Expedited partner therapy for sexually transmitted infections
- PMID: 22907483
- PMCID: PMC6357222
- DOI: 10.1097/GCO.0b013e3283577e9d
Expedited partner therapy for sexually transmitted infections
Abstract
Purpose of review: In 2006, the Centers for Disease Control and Prevention recommended Expedited Partner Therapy (EPT) as a clinical option for assuring treatment of sex partners of persons infected with sexually transmitted infections. In this review, we provide an update on research, evaluation and efforts to increase EPT coverage. We also attend to EPT for gonorrhea in the context of antimicrobial resistance.
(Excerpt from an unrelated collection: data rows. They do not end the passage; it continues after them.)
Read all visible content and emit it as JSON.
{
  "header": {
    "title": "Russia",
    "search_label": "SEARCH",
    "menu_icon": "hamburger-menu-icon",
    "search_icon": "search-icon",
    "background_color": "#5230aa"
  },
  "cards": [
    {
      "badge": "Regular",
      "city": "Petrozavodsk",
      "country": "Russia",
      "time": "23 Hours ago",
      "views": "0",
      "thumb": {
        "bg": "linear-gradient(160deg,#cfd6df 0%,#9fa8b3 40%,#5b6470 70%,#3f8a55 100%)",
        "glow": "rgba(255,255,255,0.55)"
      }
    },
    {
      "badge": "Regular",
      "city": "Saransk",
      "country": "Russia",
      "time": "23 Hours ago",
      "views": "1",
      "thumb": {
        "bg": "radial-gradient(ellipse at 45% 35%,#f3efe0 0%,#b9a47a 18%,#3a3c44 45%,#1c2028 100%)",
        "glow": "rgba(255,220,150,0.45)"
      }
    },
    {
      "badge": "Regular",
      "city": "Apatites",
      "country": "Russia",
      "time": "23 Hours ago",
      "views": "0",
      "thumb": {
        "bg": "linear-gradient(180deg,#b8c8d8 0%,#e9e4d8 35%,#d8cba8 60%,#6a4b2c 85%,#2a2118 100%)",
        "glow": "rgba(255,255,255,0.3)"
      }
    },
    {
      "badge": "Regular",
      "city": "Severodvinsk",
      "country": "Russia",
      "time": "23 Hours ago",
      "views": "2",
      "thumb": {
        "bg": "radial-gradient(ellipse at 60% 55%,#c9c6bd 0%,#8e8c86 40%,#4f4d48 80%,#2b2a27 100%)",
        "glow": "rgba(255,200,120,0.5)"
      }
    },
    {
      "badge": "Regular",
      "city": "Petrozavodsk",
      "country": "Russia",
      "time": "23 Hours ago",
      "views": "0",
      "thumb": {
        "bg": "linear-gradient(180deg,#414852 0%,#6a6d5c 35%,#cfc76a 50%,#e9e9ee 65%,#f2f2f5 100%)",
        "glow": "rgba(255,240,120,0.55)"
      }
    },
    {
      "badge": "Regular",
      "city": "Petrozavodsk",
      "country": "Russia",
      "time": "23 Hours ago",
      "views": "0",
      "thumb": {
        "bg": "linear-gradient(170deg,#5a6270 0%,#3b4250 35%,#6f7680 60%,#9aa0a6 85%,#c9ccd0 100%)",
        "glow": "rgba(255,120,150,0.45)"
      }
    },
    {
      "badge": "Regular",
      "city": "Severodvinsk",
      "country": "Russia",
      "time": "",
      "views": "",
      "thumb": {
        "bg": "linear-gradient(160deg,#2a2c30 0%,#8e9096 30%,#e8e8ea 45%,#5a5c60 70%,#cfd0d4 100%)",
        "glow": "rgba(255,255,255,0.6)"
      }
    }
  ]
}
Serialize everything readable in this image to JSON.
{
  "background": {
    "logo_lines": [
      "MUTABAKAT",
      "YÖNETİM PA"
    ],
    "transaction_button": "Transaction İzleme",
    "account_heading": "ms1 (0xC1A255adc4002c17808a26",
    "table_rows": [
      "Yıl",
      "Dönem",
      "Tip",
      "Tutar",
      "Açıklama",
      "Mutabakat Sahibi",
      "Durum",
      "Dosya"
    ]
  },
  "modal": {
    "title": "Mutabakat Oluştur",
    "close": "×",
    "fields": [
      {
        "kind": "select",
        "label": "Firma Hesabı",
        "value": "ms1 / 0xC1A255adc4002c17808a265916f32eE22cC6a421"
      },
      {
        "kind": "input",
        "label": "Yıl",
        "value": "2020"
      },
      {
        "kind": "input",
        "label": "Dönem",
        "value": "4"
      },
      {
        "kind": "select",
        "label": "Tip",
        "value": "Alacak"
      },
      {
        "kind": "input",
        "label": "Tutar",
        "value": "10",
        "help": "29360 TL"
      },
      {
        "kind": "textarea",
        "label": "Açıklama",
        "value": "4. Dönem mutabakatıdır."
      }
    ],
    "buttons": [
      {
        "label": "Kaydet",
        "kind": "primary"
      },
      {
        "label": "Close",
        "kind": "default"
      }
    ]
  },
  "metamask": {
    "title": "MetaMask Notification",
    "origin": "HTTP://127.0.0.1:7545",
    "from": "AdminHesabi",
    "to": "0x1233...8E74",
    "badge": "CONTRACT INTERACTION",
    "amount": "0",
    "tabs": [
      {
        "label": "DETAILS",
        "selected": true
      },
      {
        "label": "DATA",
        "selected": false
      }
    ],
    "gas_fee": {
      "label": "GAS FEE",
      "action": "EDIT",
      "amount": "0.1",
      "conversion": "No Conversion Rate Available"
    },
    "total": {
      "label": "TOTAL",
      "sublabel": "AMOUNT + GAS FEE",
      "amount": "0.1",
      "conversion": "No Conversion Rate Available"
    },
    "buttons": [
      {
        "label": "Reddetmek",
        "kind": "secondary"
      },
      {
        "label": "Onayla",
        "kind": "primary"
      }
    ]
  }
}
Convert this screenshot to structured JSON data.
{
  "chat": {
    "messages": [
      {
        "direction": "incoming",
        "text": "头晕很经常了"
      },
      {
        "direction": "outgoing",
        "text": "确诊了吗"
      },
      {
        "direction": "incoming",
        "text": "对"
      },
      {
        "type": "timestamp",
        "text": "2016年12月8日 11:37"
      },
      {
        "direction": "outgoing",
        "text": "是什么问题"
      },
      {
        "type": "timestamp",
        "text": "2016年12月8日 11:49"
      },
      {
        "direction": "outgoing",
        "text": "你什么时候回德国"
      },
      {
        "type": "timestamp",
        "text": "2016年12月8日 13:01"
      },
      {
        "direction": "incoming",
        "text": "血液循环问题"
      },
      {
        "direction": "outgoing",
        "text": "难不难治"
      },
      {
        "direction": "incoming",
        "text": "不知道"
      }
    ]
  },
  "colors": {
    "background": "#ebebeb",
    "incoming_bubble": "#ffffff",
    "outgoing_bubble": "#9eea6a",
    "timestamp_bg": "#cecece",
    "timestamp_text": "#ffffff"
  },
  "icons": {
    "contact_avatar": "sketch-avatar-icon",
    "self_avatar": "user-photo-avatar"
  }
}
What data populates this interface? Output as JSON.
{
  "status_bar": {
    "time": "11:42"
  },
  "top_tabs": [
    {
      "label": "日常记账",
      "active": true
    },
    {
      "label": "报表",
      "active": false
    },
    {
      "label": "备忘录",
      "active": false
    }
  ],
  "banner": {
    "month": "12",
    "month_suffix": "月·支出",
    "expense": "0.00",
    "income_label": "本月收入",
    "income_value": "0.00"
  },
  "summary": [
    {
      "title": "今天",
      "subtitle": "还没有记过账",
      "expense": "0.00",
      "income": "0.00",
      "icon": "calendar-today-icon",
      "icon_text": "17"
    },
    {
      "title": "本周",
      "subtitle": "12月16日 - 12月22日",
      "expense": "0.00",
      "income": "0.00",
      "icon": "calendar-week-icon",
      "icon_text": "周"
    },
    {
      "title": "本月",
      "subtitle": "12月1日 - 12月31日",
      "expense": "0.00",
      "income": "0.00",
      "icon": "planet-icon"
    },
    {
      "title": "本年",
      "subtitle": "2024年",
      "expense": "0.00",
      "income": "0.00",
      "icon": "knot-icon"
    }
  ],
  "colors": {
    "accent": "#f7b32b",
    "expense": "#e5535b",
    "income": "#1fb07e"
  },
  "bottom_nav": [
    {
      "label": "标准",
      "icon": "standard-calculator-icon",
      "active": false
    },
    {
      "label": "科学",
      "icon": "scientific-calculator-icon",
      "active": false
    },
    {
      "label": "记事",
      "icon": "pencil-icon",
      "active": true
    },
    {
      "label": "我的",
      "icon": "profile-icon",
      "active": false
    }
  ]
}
Recent findings: Controlled trials in the United States and United Kingdom have presented increasing variety in intervention approaches. Trials and program evaluations typically demonstrate increased partner treatment rates, although only some studies show reductions in follow-up infection rates. Coverage has increased substantially, with over 30 states permitting EPT for chlamydial infection, gonorrhea, or both. The prospect of cephalosporin-resistant gonorrhea, however, raises the prospect that EPT may become less feasible as a partner treatment approach for gonorrhea patients.
Summary: Clinicians should continue to be aware of the importance of partner managements for STD-infected patients, with EPT being an evidence-based intervention in that respect. The variety in EPT models provides alternatives that may suit some practices and venues. For clinicians seeing gonorrhea patients, effective counseling models - enhanced patient referral - should be closely examined in case oral treatment for gonorrhea becomes infeasible.
Conflict of interest statement
Conflicts of interest
The findings and conclusions in this report are those of the authors and do not necessarily represent the official position of the US Centers for Disease Control and Prevention.
M.H., S.K. and G.R.B. declare they have no conflicts of interest.